Some subjects have an easier time using this technique as they are actually involved in the mating or courting process. Products like lingerie, cosmetics, etc. all have a very easy time using sex to sell their products, and more over the connection is casual and intuitive to the viewer. This picture is doing something a little different: It is trying to sell you sex itself.
Therefore, it is imposing the trans-substitution of values, what Marx would have called “Commodity fetishism”, the confusion of the symbol for the thing itself. The shoe here is not specifically related to the sex act, nor even necessarily to the courting ritual. Rather it seeks to pay to your erotic impulse and appeal to your sense of visual gratification. It is actually trying to sell you the sex, to use the consumer impulse as a release valve for repressed desire like a wicker man burned in effigy of Eros.

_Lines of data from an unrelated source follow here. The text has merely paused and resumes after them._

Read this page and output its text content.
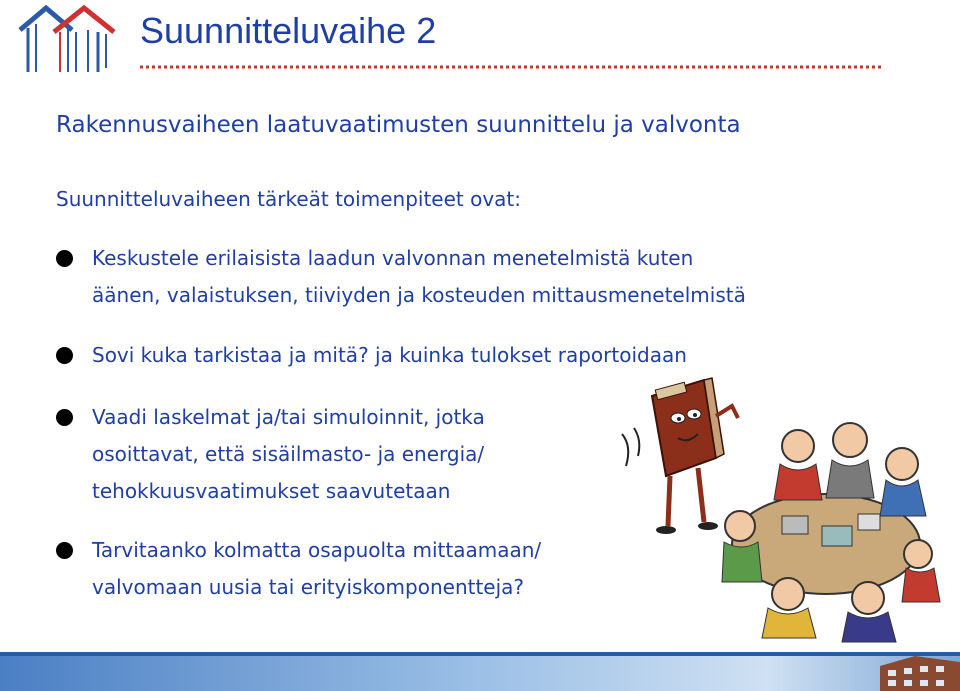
Suunnitteluvaihe 2
Rakennusvaiheen laatuvaatimusten suunnittelu ja valvonta
Suunnitteluvaiheen tärkeät toimenpiteet ovat:
Keskustele erilaisista laadun valvonnan menetelmistä kuten
äänen, valaistuksen, tiiviyden ja kosteuden mittausmenetelmistä
Sovi kuka tarkistaa ja mitä? ja kuinka tulokset raportoidaan
Vaadi laskelmat ja/tai simuloinnit, jotka
osoittavat, että sisäilmasto- ja energia/
tehokkuusvaatimukset saavutetaan
Tarvitaanko kolmatta osapuolta mittaamaan/
valvomaan uusia tai erityiskomponentteja?
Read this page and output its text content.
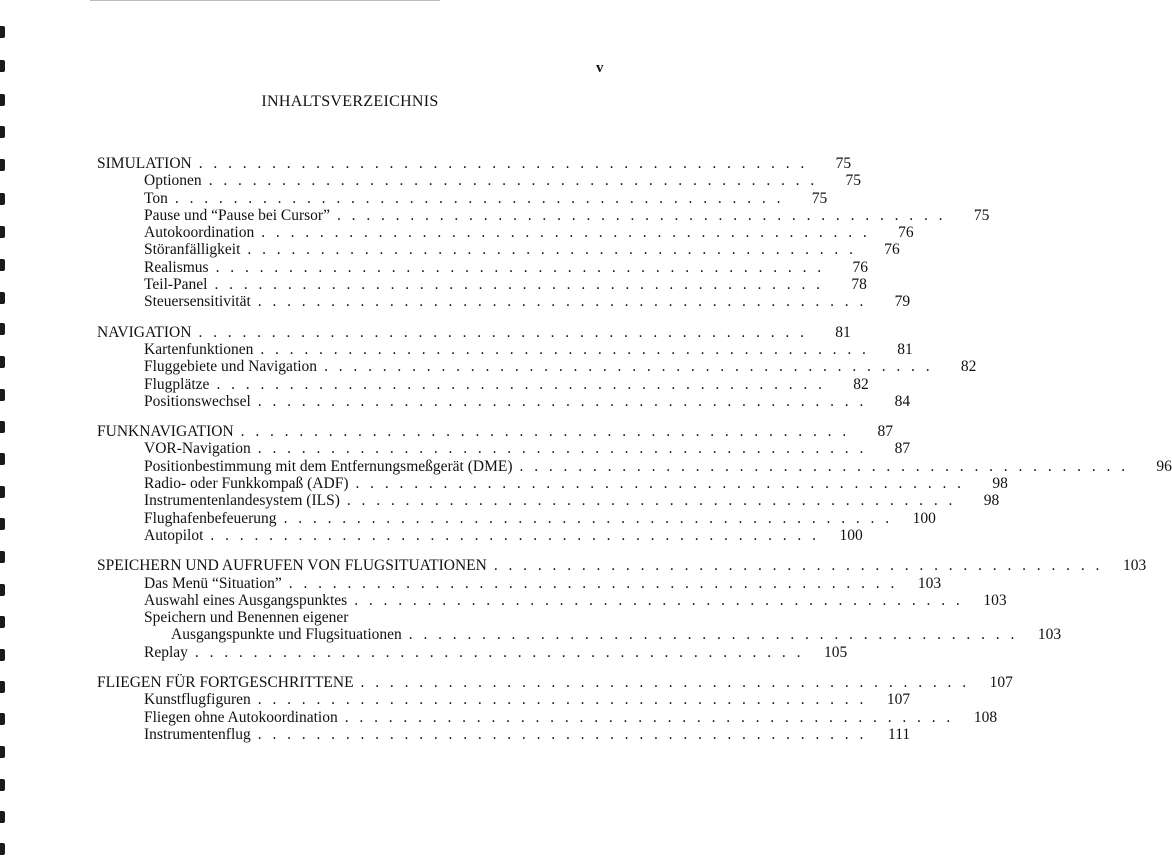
v
INHALTSVERZEICHNIS
SIMULATION ..........................................	75
Optionen ..........................................	75
Ton ..........................................	75
Pause und “Pause bei Cursor” ..........................................	75
Autokoordination ..........................................	76
Störanfälligkeit ..........................................	76
Realismus ..........................................	76
Teil-Panel ..........................................	78
Steuersensitivität ..........................................	79
NAVIGATION ..........................................	81
Kartenfunktionen ..........................................	81
Fluggebiete und Navigation ..........................................	82
Flugplätze ..........................................	82
Positionswechsel ..........................................	84
FUNKNAVIGATION ..........................................	87
VOR-Navigation ..........................................	87
Positionbestimmung mit dem Entfernungsmeßgerät (DME) ..........................................	96
Radio- oder Funkkompaß (ADF) ..........................................	98
Instrumentenlandesystem (ILS) ..........................................	98
Flughafenbefeuerung .......................................... 100
Autopilot .......................................... 100
SPEICHERN UND AUFRUFEN VON FLUGSITUATIONEN .......................................... 103
Das Menü “Situation” .......................................... 103
Auswahl eines Ausgangspunktes .......................................... 103
Speichern und Benennen eigener
Ausgangspunkte und Flugsituationen .......................................... 103
Replay .......................................... 105
FLIEGEN FÜR FORTGESCHRITTENE .......................................... 107
Kunstflugfiguren .......................................... 107
Fliegen ohne Autokoordination .......................................... 108
Instrumentenflug .......................................... 111
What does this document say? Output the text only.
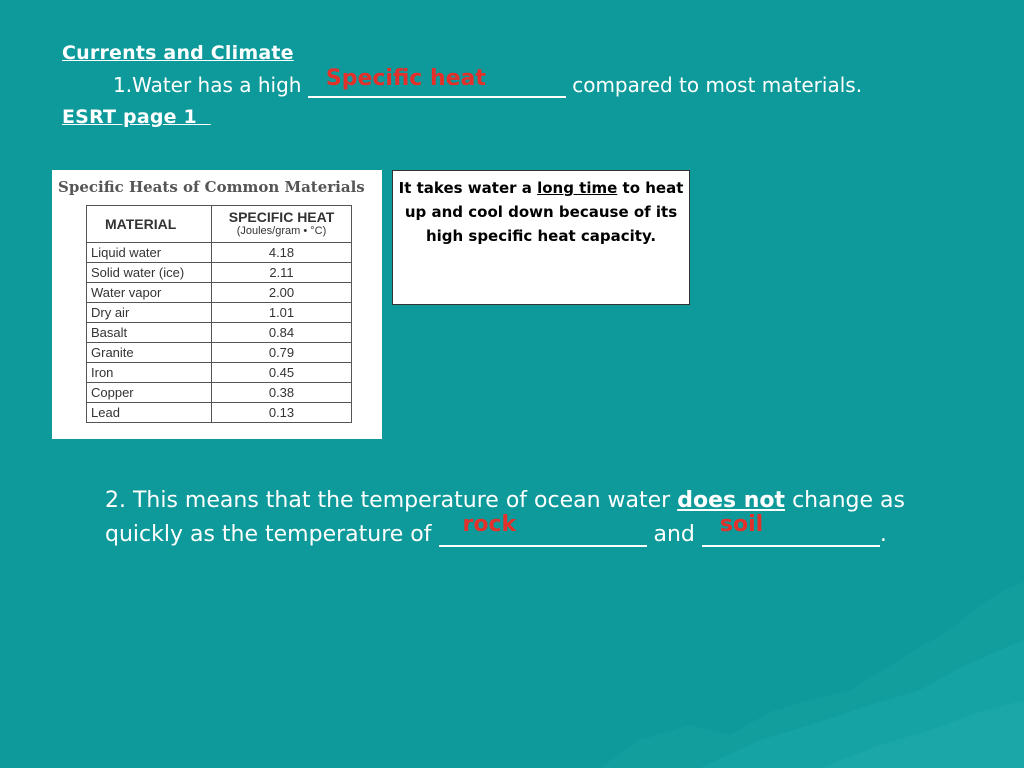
Currents and Climate
1.Water has a high Specific heat	compared to most materials.
ESRT page 1
Specific Heats of Common Materials
MATERIAL	SPECIFIC HEAT
(Joules/gram • °C)

Liquid water	4.18
Solid water (ice)	2.11
Water vapor	2.00
Dry air	1.01
Basalt	0.84
Granite	0.79
Iron	0.45
Copper	0.38
Lead	0.13
It takes water a long time to heat up and cool down because of its high specific heat capacity.
2. This means that the temperature of ocean water does not change as quickly as the temperature of rock	and soil	.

This effigy in particular is the compulsion to make you salivate, to create a reward association with the brand of shoe. It is to become an erotic icon, if not a sexual one, though it uses blatant sexual imagery. The ad itself cannot actually strive to make the product a sexual product, but rather a symbolic gesture to the viewer’s mind, to entice and tease his ego and lust. Notice also that the shoe is a dress shoe and it advertises itself as a shoe for gentlemen. We see here the implication of money and power, that like a king wears a crown to signify he is king and a peacock uses his feather bouquet to signify his virility this too is a signal to others of the suave and sexy.
Indeed more often than not, people rely on these signaling devices to put off an aura of desired qualities that they often lack. This advertisement is directly designed to pull toward those emotional insecurities. The contrasting black and white and suggestive leer of the tongue of the shoe is designed to actually stimulate the other senses subconsciously. The ad man wants you to smell the musk of sex and taste sweat on the body, to make you salivate and to weaken your ability to tell the symbol from the actual thing.
Through this substitution we are strung tight by our own physiological responses and lead along to believe that the qualities expressed can be ours if only we have the “right” commodities. We become men like paper tigers, plastered with the corporate logos professing things we wish we were. Moreover, our own desires may be kept in check and subliminated through avid consumption of their commodity simulacrums. This is done in a constant and ever-changing cycle so that the merchant may always have it thus:

That the Emperor indeed does have new clothes.